Seeking to capture a wider audience, luxury fashion brands enter beauty
In October 2023, global luxury titan Kering – the group behind Gucci, Saint Laurent, Balenciaga and Alexander McQueen, among others – closed its acquisition of luxury fragrance house Creed; a deal considered significant in both fashion and beauty because of its scale and the price-tag attached. And transactions like this follow on from other major acquisitions and mergers in the space, such as Spanish fashion major Puig’s majority stake acquisition in British beauty brand Charlotte Tilbury back in 2020 and The Estée Lauder Companies’ purchase of Tom Ford in April of this year. In September 2023, Richemont announced the creation of a perfume and beauty division.
But why had fashion-beauty mergers ramped up? And could fashion truly succeed in expanding into such a dynamic and competitive global beauty market? Financial and market experts weighed in at Beauty Independent’s recent Dealmaker Summit EU/UK 2023 in London, UK last month.
Sandra Nait-Amer, managing director at independent financial services group Rothschild & Co, said it had certainly been interesting to watch how business ideas had evolved in recent years.
’Big business to be made within beauty’
In luxury fashion, Nait-Amer told attendees there had been a “complete shift of strategy” recently, spurred by “the realisation that there is a big business to be made within beauty”.
What beauty offered fashion, she said, was cashflow with better visibility, free from cycles typical in fashion, along with access to a dynamic and sizeable global market. Via beauty, high-end fashion brands could capture a wider audience in the “aspirational luxury consumer”, she said.
“…When you look at brands like Chanel or Dior, 40% of the brand sales are from fragrance and beauty. When you’re the owner of Gucci, it makes a lot of sense to leverage the value of the brand you’ve created in this new vertical that is also growing in a more robust way,” she emphasized.
Luxury fashion brands also took “a lot of time to build”, she said, so when considering growth, it made sense to create a beauty offering within the brand versus acquiring and scaling another fashion house.
And this potential for luxury fashion brands to succeed in beauty had already been “well proven”, Nait-Amer said.
Armani, for example, had a strong track record in makeup and Chanel was big across all beauty categories. “In the past, [fashion brands] would only see the beauty potential in launching their fragrance under the same name, but now you can really build a whole beauty business that’s worth billions, beyond just fragrance. The size of the prize is much bigger than people thought initially.”
Reserved for the bigger fashion brands
However, the finance expert said stretching into beauty only made sense for scaled and matured fashion brands – the “mega luxury brands” – because for younger, growing fashion businesses it made more sense to focus on the core business. Entering into beauty also required “a lot of investment” often only available after scaling, particularly for talent-building in-house, she said. On top of this, high levels of investment also made more sense for companies with multiple fashion brands in their portfolio versus mono-brand fashion firms, she said.
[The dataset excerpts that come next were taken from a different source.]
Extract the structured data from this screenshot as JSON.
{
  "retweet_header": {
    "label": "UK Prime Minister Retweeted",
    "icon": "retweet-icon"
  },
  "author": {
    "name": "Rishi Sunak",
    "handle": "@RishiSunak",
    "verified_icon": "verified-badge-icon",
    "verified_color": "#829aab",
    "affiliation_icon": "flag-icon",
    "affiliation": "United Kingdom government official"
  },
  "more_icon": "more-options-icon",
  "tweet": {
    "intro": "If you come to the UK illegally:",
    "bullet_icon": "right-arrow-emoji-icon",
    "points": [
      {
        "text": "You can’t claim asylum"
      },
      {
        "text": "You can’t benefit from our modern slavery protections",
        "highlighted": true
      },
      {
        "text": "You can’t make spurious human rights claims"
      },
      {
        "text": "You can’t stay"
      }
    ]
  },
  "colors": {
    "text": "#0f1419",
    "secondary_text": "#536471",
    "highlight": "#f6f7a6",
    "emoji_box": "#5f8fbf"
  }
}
Angela Chou, investor at UK-based venture capital firm Felix Capital, agreed, stating it was “a lot” for founders to take on a second sector in early stages. “Most of the more important conversations are about geographies, new product categories and going into wholesale,” Chou said.
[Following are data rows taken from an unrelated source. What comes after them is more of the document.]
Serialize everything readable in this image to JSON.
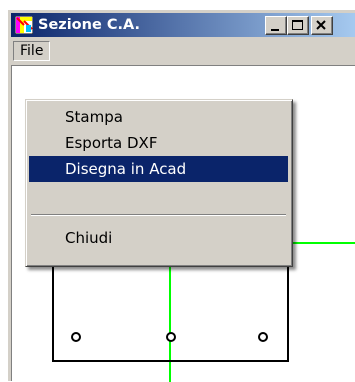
{
  "window": {
    "title": "Sezione C.A.",
    "controls": [
      "minimize",
      "maximize",
      "close"
    ]
  },
  "menubar": {
    "items": [
      {
        "label": "File"
      }
    ]
  },
  "file_menu": {
    "items": [
      {
        "label": "Stampa",
        "highlighted": false
      },
      {
        "label": "Esporta DXF",
        "highlighted": false
      },
      {
        "label": "Disegna in Acad",
        "highlighted": true
      },
      {
        "label": "Chiudi",
        "highlighted": false
      }
    ]
  },
  "colors": {
    "title_bar": "#0a246a",
    "menu_highlight": "#0a246a",
    "axis_lines": "#00ff00",
    "section_outline": "#000000"
  },
  "drawing": {
    "rebars_visible": 3
  }
}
Obviously, there were exceptions, she said, with some fashion founders entering beauty early, but in these cases, they more likely moved into fragrance; crossing “that blurry line” between beauty and fashion.
Nait-Amer added that, for the time being, fashion majors were not interested in acquiring parts of the beauty supply chain but instead focused on on-boarding and picking up brands. “I don’t think any of these fashion groups want to build a vertically-integrated supply chain in beauty. The attraction of the beauty sector is that the ecosystem is very strong, the outsourcing is very strong, so you don’t need to internalise these capabilities. Across the supply chain, you have lots of experts that do these products very well and it would be very difficult to replicate that level of innovation and agility because the pace is much faster in beauty than fashion.”
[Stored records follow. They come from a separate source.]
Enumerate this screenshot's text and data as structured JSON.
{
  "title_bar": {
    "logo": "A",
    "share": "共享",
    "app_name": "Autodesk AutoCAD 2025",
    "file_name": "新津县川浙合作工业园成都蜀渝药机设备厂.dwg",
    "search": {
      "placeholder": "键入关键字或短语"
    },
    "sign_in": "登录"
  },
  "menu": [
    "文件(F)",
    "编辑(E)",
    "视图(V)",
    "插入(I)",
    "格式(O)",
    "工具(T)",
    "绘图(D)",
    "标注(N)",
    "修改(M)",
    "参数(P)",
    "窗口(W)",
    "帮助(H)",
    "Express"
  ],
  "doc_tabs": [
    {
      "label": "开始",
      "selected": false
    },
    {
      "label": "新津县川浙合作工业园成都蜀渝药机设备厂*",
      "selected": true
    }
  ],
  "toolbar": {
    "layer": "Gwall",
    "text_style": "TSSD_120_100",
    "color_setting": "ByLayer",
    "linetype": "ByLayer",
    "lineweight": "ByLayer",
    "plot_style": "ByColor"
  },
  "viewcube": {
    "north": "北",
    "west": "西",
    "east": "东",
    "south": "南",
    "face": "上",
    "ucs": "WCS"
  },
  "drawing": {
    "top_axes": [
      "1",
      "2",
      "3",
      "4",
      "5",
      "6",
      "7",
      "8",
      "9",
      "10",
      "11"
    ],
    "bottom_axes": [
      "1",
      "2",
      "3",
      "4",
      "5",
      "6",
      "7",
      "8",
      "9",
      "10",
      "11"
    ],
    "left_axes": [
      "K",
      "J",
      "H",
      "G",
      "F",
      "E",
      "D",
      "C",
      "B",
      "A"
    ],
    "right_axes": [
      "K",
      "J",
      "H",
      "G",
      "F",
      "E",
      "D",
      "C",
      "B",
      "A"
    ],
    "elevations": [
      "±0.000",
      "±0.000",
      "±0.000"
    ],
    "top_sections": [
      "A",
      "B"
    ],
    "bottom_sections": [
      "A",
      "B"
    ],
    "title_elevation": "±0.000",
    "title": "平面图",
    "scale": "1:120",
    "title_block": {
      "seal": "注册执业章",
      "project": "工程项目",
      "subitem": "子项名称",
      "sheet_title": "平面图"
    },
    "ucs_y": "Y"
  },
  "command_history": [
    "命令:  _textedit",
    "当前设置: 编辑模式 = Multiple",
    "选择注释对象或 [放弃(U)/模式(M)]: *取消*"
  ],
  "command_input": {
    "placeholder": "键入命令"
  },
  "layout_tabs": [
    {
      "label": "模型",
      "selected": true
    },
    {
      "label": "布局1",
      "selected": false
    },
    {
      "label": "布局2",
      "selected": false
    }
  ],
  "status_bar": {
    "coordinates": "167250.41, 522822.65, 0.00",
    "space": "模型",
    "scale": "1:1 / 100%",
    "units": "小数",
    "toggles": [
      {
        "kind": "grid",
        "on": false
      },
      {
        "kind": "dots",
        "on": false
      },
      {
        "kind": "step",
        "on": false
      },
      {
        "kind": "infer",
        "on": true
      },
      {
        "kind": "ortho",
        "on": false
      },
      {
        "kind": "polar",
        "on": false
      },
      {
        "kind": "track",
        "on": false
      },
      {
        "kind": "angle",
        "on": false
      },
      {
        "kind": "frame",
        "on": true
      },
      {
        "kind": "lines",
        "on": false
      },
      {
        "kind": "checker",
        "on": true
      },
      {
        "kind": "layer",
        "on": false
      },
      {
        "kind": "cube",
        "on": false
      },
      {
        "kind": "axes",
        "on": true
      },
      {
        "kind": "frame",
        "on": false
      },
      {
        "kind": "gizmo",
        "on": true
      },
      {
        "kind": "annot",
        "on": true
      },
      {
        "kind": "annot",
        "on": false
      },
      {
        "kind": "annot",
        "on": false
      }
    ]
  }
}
Beyond fragrances, but where?
Asked what beauty categories offered most promise for fashion majors, Nait-Amer said there were only a handful that made sense.
Fragrance and colour cosmetics, for example, were two examples of “well trodden path[s]” that aligned well with the creative aspect of fashion, she said. Skin care on the other hand was far tougher to enter as a fashion brand because consumers shopping this space tended to look for science, efficacy and credibility versus brand power, she said. For fashion to succeed in skin care, she said acquisitions of verticals made more sense than building in-house capabilities.
Nader Naeymi-Rad, founder and publisher of Beauty Independent, said one potential game-changing area where fashion could expand successfully into beauty was in wellness and athleisure.
“Athleisure is to fashion what wellness is to beauty. I may not buy a skin care product from Chanel, but an SPF product from Patagonia or supplements from North Face makes sense. So, I think wellness and athleisure is one area you may be able to get that fusion, where they’re both off-centre: they’re not core typical beauty, nor core typical fashion and you may be able to create something exciting in both worlds and remain authentic,” Naeymi-Rad said.